L.V.D.C. : Qu’est-ce qui est « inventé » dans le livre ?
P.R. : Beaucoup. Mais j’affirme que tout est vraisemblable. Les historiens qui me lisent sont mis au parfum tout de suite : j’ai inventé, sur un indice minime, que son père avait été assassiné, puis qu’il avait fait connaissance d’Octave quand celui-ci est venu lui demander de pouvoir installer son camp sur ses terres à Arretium. Tout cela est inventé. Évidemment que le palais qu’il s’est construit à Rome, je me suis plu à l’imaginer. L’originalité, c’est que le type d’architecture que j’ai choisi était fréquent en Campanie mais pas à Rome. Quant à sa femme, nous savons par Sénèque qu’elle avait mauvais caractère, qu’elle ne se soumettait pas souvent, voire jamais, au devoir conjugal. Et on suppose qu’une ode d’Horace lui est dédiée vantant sa grâce quand elle danse. J’adore danser. Je l’ai très vite fait mienne.
L.V.D.C. : Si ce livre est une réussite c’est notamment parce que vous arrivez non pas à faire revivre mais simplement vivre vos personnages : comment avez-vous procédé pour faire bouger les toges et respirer les poitrines avec tant de naturel ?
P.R. : Je me suis jetée à l’eau, j’ai fait comme s’ils étaient d’aujourd’hui.
L.V.D.C. : Dans votre ouvrage, vous dépoussiérez avec une généreuse liberté notre manière de recevoir l’histoire en générale et l’histoire antique en particulier : en quoi cela vous a-t-il paru nécessaire maintenant ?

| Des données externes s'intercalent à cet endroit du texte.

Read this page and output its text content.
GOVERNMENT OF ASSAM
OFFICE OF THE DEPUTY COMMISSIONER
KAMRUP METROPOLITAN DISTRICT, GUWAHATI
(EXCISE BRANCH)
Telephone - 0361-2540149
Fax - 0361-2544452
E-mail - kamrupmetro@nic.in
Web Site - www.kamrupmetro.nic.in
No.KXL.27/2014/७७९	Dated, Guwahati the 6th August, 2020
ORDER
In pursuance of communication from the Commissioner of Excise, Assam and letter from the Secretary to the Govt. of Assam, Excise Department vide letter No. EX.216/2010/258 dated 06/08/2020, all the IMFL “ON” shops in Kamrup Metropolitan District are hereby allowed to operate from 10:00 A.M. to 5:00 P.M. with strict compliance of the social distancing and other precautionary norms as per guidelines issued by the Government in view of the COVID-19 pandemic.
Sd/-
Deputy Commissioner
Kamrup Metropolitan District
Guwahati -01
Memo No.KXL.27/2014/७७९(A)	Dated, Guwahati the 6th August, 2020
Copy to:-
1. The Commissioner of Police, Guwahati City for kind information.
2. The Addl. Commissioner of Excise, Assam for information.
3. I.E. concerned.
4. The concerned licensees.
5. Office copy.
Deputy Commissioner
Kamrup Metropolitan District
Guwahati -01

P.R. : Les liens entre l’histoire romaine et la nôtre me sautent aux yeux. Je crois avoir déjà dit qu’on ne peut qu’être frappé du fait que la République chancelait à Rome comme chancelle partout dans le monde la démocratie aujourd’hui. Je n’aurais jamais cru vivre cela, surtout après l’effondrement de l’Union soviétique. Mais pour être honnête, ce rapprochement n’est pas à l’origine de mon livre. Je n’ai rien fait d’aussi réfléchi. Si j’avais réfléchi, j’aurais plutôt choisi les Grecs qui ont inventé la démocratie. A mon grand étonnement, je constate que les Romains sont plus proches de moi que les Grecs. Les Grecs sont trop beaux pour être proches tandis que les Romains sont un mélange de beauté et de laideur, de familiarité et de dignitas. On ne peut pas les idéaliser. La statuaire traduit bien cette différence, sublime chez les Grecs, réaliste chez les Romains.
L.V.D.C. : Est-ce que vous voyez des parallèles entre la vie de Mécène et notre époque ?
P.R. : Je ne comprends pas bien la question. Vous voulez dire, est-ce qu’un Mécène pourrait exister de nos jours ? Un homme qui soit à la fois dans le pouvoir et dans les arts ? Un Bolloré qui achète des médias ? Certes, je ne pense pas à ces gens-là quand je pense au Mécène que j’ai dessiné. Mais sans doute certaines personnes y pensent. Comme certaines pensent que Virgile et Horace se sont fait enrôler à chanter le pouvoir pour gonfler leur bourse et surtout leur renommée. C’est une question de regard. Et le regard en dit autant sur celui qui regarde que sur celui qui est regardé, l’époque n’y fait rien.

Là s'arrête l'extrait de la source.